O DIA QUE SERAFIM ATACOU ARTUR

Os políiticos de um modo geral não aprendem.  Serafim Correa cometeu o mesmo erro de Vanessa...

No passado, atacou o PSDB -  partido com o qual o seu PSB se aliou agora - e fez insinuações de que Artur Neto, então homem forte do governo Fernando Henrique, não era de nada. Hoje as imagens estão sendo exibidas por Vanessa, que também não olha nem para o próprio umbigo. Veja vídeo

HARMONIA TEM EXPLICAÇÃO

A harmonia é tanta entre militantes dos candidatos Artur e Vanessa que ontem novamente as bandeiras com o 45 e o 65 estavam literalmente misturadas na Avenida Brasil, enquanto as conversas corriam soltas entre os dois grupos. Perguntada se não ocorria desentendimentos, uma militante do 65 respondeu com simplicidade “aqui quase todo mundo vota no Artur”. Ta explicado.Inimigos ontem, aliados hoje.

 

FILHO CONTRARIA SABINO

Enquanto o deputado federal Sabino Castelo Branco (PTB) fecha aliança com a prefeiturável Vanessa Grazziotin (PCdoB), o segundo filho do parlamentar declarou ontem voto aberto ao prefeiturável Artur Neto (PSDB), no seu perfil pessoal do facebook. Reiner Castelo Branco disse que chegou a pedir votos para a senadora, mas que após constatar que evangélicos estavam sendo usados de forma indevida na campanha da comunista, decidiu mudar.

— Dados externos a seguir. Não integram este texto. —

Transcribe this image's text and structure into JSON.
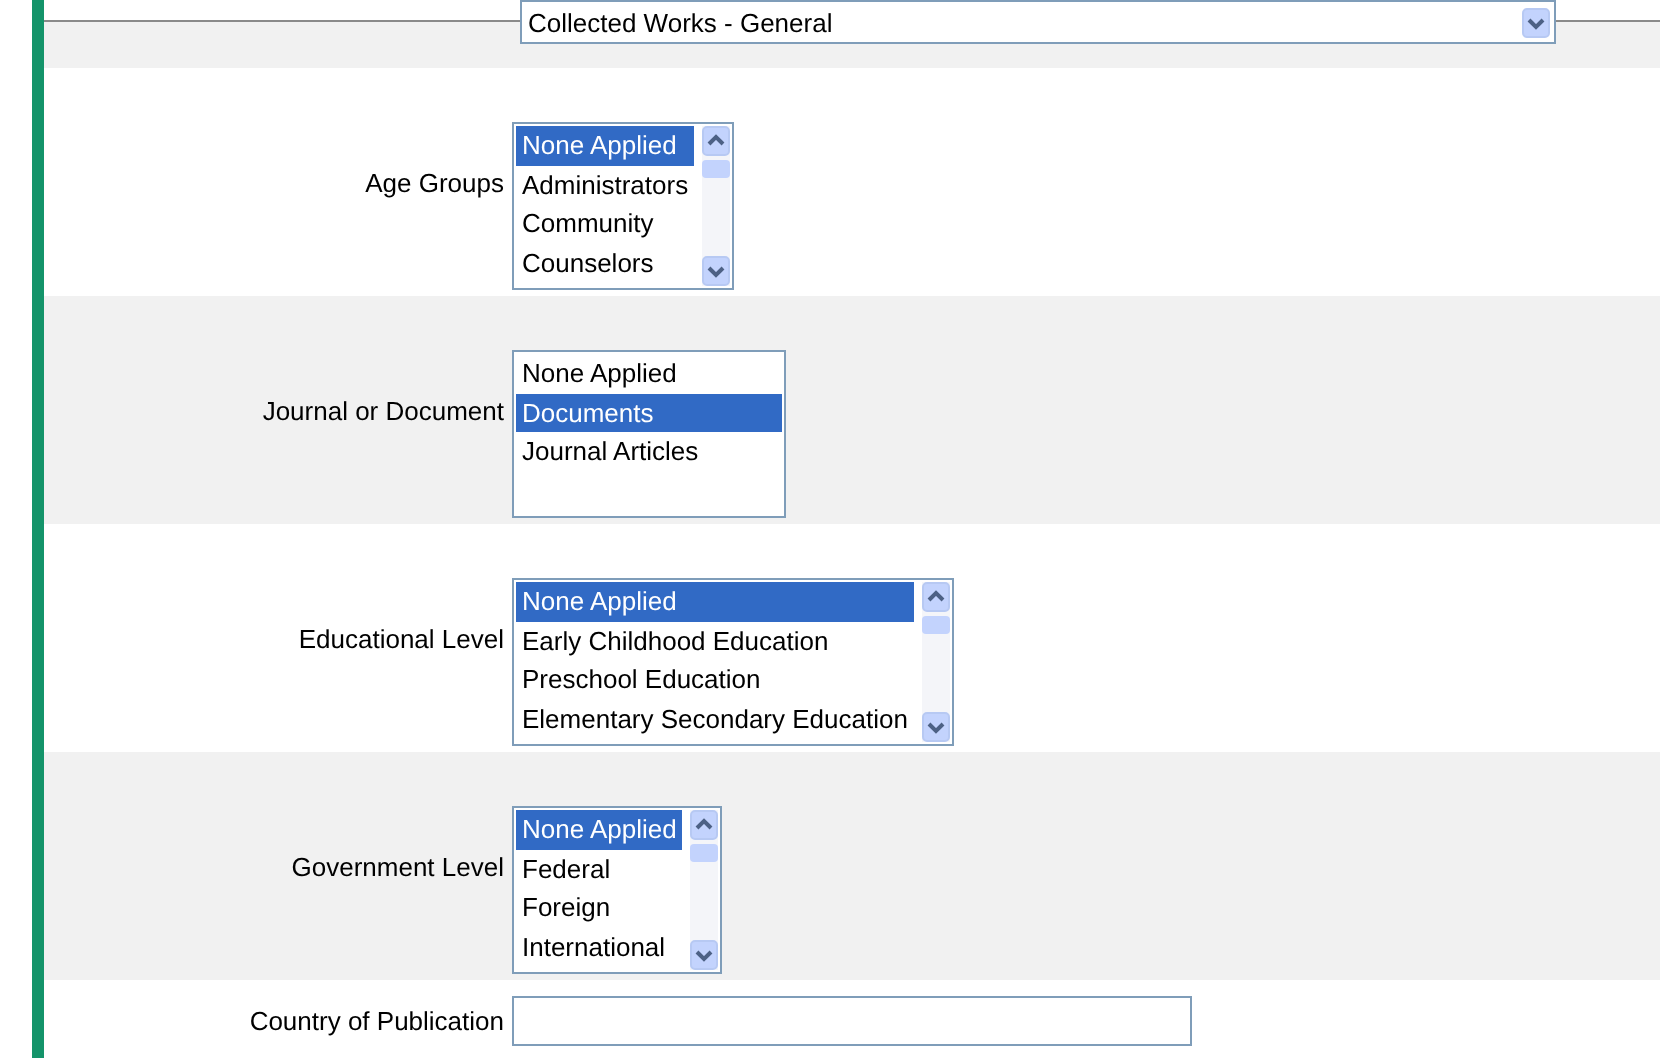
{
  "top_select": {
    "value": "Collected Works - General"
  },
  "fields": [
    {
      "label": "Age Groups",
      "kind": "listbox",
      "items": [
        {
          "text": "None Applied",
          "selected": true
        },
        {
          "text": "Administrators",
          "selected": false
        },
        {
          "text": "Community",
          "selected": false
        },
        {
          "text": "Counselors",
          "selected": false
        }
      ]
    },
    {
      "label": "Journal or Document",
      "kind": "listbox",
      "items": [
        {
          "text": "None Applied",
          "selected": false
        },
        {
          "text": "Documents",
          "selected": true
        },
        {
          "text": "Journal Articles",
          "selected": false
        }
      ]
    },
    {
      "label": "Educational Level",
      "kind": "listbox",
      "items": [
        {
          "text": "None Applied",
          "selected": true
        },
        {
          "text": "Early Childhood Education",
          "selected": false
        },
        {
          "text": "Preschool Education",
          "selected": false
        },
        {
          "text": "Elementary Secondary Education",
          "selected": false
        }
      ]
    },
    {
      "label": "Government Level",
      "kind": "listbox",
      "items": [
        {
          "text": "None Applied",
          "selected": true
        },
        {
          "text": "Federal",
          "selected": false
        },
        {
          "text": "Foreign",
          "selected": false
        },
        {
          "text": "International",
          "selected": false
        }
      ]
    },
    {
      "label": "Country of Publication",
      "kind": "text"
    }
  ]
}
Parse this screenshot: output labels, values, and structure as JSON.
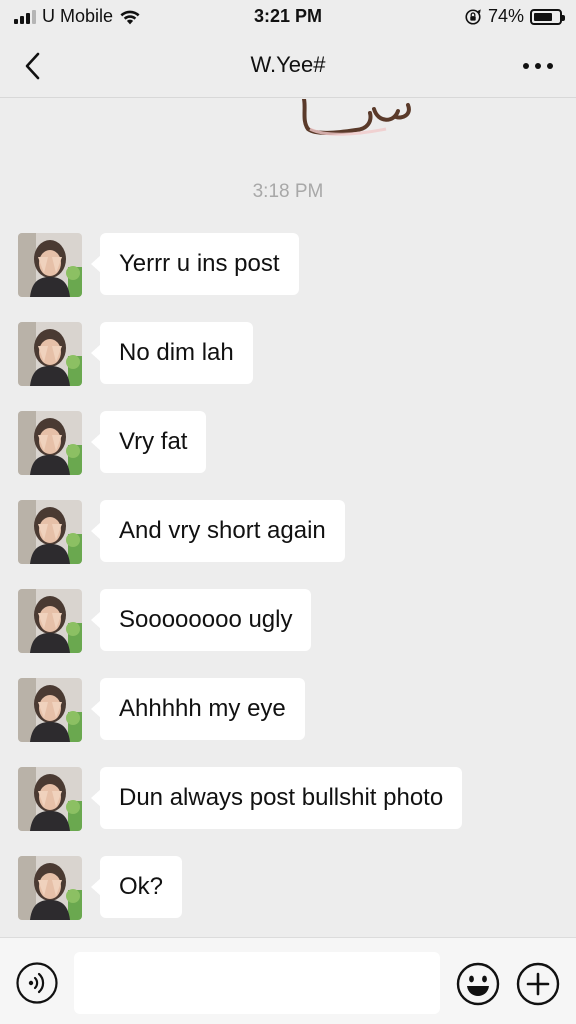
{
  "status_bar": {
    "carrier": "U Mobile",
    "time": "3:21 PM",
    "battery_percent": "74%",
    "battery_level": 0.74,
    "signal_bars": 3
  },
  "nav": {
    "title": "W.Yee#",
    "back_icon": "chevron-left-icon",
    "more_icon": "more-horizontal-icon"
  },
  "chat": {
    "timestamp": "3:18 PM",
    "messages": [
      {
        "text": "Yerrr u ins post"
      },
      {
        "text": "No dim lah"
      },
      {
        "text": "Vry fat"
      },
      {
        "text": "And vry short again"
      },
      {
        "text": "Soooooooo ugly"
      },
      {
        "text": "Ahhhhh my eye"
      },
      {
        "text": "Dun always post bullshit photo"
      },
      {
        "text": "Ok?"
      }
    ]
  },
  "input_bar": {
    "value": "",
    "voice_icon": "voice-icon",
    "emoji_icon": "emoji-icon",
    "plus_icon": "plus-circle-icon"
  },
  "colors": {
    "background": "#ededed",
    "bubble": "#ffffff",
    "timestamp": "#a8a8a8"
  }
}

Abaixo a transcrição do post de Reiner

"Refleti  muito esses Dias, por motivo de religião eu não vou pedir votos para Vanessa, ao meu ponto de ver todos os evangelicos que Estão pedindo votos para ela um dia Deus vai Cobrar e eu não posso entrar em grupo que brinca com a palavra de Deus, por isso a partir de hoje sou Arthur 45 :) Bom dia a todos."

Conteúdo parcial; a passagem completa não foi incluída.